Data Source and Methodology
Authoritative reference: NIST/SEMATECH e‑Handbook of Statistical Methods (2012). National Institute of Standards and Technology. Sections on Probability, Binomial Distribution, and Bayes’ theorem.
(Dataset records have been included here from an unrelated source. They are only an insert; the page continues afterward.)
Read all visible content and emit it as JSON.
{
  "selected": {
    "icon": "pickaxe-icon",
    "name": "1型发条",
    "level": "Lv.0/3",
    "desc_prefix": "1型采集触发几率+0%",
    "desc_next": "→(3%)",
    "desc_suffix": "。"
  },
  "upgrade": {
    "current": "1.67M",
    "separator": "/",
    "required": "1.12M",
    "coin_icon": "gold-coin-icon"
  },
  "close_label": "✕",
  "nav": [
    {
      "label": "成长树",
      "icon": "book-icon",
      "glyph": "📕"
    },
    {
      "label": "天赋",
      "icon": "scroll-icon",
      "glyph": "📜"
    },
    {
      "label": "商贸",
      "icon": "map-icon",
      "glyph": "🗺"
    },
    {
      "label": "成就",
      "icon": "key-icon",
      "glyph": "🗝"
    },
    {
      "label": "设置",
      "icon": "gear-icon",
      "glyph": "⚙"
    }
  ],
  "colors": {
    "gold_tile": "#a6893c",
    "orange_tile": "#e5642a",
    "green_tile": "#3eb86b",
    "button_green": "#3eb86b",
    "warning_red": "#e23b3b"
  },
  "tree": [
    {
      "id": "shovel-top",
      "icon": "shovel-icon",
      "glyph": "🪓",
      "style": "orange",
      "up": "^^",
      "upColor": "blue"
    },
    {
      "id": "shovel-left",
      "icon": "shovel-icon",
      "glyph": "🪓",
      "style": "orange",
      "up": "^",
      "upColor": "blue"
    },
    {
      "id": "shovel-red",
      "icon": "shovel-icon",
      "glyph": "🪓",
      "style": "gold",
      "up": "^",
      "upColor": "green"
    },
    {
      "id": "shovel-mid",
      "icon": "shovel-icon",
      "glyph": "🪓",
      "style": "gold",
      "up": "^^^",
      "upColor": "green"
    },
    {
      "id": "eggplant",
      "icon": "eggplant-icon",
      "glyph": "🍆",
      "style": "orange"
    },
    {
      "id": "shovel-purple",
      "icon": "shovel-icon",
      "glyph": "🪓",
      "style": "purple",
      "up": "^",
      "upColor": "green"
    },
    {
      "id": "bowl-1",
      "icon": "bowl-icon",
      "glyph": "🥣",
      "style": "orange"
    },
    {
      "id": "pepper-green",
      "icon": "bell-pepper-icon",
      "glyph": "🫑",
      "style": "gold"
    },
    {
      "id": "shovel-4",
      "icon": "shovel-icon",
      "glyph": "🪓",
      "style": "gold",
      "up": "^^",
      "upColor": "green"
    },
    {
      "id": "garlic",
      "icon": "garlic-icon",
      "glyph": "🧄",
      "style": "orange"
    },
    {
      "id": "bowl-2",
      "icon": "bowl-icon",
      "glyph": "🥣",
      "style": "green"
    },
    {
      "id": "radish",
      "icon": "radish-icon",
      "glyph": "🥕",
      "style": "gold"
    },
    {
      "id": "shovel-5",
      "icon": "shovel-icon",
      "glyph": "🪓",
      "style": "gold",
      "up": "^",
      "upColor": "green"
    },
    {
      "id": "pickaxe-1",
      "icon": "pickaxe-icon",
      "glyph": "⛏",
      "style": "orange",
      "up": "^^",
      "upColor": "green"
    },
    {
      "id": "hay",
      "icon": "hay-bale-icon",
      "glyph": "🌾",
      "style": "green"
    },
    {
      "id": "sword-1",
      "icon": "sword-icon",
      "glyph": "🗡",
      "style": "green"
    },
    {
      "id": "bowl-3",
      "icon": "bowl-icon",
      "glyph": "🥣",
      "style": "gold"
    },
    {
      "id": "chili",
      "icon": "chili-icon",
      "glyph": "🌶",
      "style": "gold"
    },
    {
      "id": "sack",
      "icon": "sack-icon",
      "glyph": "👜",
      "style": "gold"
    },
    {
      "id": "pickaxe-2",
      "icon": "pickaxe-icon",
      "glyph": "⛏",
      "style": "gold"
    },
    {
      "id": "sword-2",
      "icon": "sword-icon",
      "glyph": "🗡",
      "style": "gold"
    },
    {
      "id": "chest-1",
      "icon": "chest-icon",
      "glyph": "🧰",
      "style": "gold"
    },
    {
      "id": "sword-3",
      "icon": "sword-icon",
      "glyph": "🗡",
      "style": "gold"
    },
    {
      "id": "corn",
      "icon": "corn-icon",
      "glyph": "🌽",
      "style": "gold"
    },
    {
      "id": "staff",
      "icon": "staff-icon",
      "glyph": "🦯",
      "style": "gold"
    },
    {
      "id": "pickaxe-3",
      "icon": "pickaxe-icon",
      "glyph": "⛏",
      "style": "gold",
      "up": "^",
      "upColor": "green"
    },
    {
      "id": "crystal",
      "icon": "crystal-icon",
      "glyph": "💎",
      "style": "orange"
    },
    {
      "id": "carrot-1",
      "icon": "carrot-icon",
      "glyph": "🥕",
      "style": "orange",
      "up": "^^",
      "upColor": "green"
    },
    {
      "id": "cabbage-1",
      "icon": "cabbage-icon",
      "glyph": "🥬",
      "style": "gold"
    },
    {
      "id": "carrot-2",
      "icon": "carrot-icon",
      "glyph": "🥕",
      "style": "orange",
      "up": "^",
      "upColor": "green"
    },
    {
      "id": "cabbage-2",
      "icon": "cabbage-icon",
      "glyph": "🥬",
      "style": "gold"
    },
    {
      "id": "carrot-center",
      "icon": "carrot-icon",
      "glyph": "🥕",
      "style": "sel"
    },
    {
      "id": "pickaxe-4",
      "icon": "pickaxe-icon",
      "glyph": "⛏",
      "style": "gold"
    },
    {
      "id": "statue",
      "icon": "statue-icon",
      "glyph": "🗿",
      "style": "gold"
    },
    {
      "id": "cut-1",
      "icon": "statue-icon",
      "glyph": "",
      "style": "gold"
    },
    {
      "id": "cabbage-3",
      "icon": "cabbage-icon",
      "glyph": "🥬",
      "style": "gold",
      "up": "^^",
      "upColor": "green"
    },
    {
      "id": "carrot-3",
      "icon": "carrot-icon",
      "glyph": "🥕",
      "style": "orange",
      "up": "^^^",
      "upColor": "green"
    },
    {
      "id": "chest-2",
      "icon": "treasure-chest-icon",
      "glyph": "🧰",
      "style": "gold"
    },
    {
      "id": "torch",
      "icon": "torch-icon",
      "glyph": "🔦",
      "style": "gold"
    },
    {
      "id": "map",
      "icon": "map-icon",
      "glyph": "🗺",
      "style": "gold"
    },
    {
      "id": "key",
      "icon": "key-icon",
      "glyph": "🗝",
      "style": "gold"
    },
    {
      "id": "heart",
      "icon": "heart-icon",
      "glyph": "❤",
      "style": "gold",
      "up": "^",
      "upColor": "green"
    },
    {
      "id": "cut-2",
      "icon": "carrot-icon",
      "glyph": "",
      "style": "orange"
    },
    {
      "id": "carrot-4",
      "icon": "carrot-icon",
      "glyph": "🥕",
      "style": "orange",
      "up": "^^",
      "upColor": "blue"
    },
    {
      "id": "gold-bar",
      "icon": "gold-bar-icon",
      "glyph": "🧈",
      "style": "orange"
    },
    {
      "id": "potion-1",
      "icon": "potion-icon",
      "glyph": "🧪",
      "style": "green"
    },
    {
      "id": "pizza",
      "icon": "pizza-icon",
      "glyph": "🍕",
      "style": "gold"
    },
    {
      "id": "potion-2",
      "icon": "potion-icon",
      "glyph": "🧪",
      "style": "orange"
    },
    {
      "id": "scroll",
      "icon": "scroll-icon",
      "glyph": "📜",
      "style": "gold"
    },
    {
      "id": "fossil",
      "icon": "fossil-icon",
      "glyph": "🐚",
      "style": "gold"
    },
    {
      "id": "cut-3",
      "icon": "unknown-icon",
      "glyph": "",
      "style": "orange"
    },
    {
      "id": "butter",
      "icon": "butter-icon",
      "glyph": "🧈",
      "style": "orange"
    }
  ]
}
Access at: https://www.itl.nist.gov/div898/handbook/. All calculations are strictly based on the formulas and data provided by this source.
The Formula Explained
Simple probability: $$P(E) = \frac{\text{favorable}}{\text{total}}$$
Complement: $$P(E^{c}) = 1 - P(E)$$
Independent events: $$P(A \cap B) = P(A)\,P(B), \quad P(A \cup B) = P(A) + P(B) - P(A)P(B)$$
At least once in n trials: $$P(\text{at least one}) = 1 - (1 - p)^{n}$$
Binomial (X ∼ Bin(n,p)): $$P(X=k)=\binom{n}{k}\,p^{k}(1-p)^{n-k}$$
Cumulative: $$P(X \le k)=\sum_{i=0}^{k}\binom{n}{i}p^{i}(1-p)^{n-i}, \quad P(X \ge k)=1-P(X \le k-1)$$
Bayes’ theorem: $$P(A \mid B)=\frac{P(B \mid A)\,P(A)}{P(B \mid A)\,P(A)+P(B \mid \neg A)\,[1-P(A)]}$$
Glossary of Variables
Symbol/Field | Meaning | Valid range |
---|---|---|
p | Probability of success (single trial or event) | 0 ≤ p ≤ 1 |
n | Number of independent trials | n ∈ {0,1,2,…} |
k | Number of successes | 0 ≤ k ≤ n |
Favorable | Count of favorable outcomes | ≥ 0 integer |
Total | Total equally likely outcomes | ≥ 1 integer |
P(A), P(B) | Probabilities of events A and B | 0 ≤ P ≤ 1 |
P(B|A), P(B|¬A) | Conditional probabilities for Bayes’ theorem | 0 ≤ P ≤ 1 |
Probability | Result in [0,1] | — |
Percentage | Probability × 100% | — |
Odds (in favor) | p / (1 − p) | Defined for 0<p<1 |
All inputs are validated inline with clear guidance. Use decimals for probabilities (e.g., 0.2 = 20%).
Worked Example
How It Works: A Step‑by‑Step Example
Question: What is the probability of getting at least 3 heads in 5 tosses of a fair coin?
- Identify the model: X ∼ Bin(n=5, p=0.5). We want P(X ≥ 3).
- Use the cumulative binomial formula: $$P(X \ge 3) = 1 - P(X \le 2) = \sum_{k=3}^{5}\binom{5}{k} (0.5)^k (0.5)^{5-k}$$
- Compute terms: C(5,3)=10, C(5,4)=5, C(5,5)=1. Since (0.5)^5 = 1/32: $$P = (10+5+1)\cdot \frac{1}{32} = \frac{16}{32} = 0.5 = 50\%.$$
In the calculator: choose “Binomial distribution”, set n=5, k=3, p=0.5, and operator “≥”. The output will show 0.5 (50%) and odds 1:1.
Frequently Asked Questions (FAQ)
Do I enter probabilities as decimals or percentages?
Enter decimals between 0 and 1. To convert a percent to a decimal, divide by 100 (e.g., 25% → 0.25).
What if events are not independent?
Use Bayes’ theorem or compute conditional probabilities. The AND/OR formulas shown here assume independence; if not independent, use P(A ∩ B)=P(A)P(B|A).
How accurate is the binomial computation?
Exact probabilities use stable algorithms. Cumulative values use an efficient recursive method that avoids overflow for typical ranges (n ≤ 10,000).
What are “odds in favor”?
They are p/(1−p). For p=0.75, odds are 3:1 in favor. For p=0.2, odds are 1:4 (against).
Can the result be exactly 0 or 1?
Yes. For impossible events p=0, and for certain events p=1. The calculator handles these edge cases explicitly.
When should I prefer “At least once” over Binomial?
If you only need P(at least one success) across n identical trials, the “At least once” mode is simpler: 1 − (1 − p)^n.
Which sources back these formulas?
The tool follows the NIST/SEMATECH e‑Handbook of Statistical Methods and standard probability texts such as Ross (A First Course in Probability).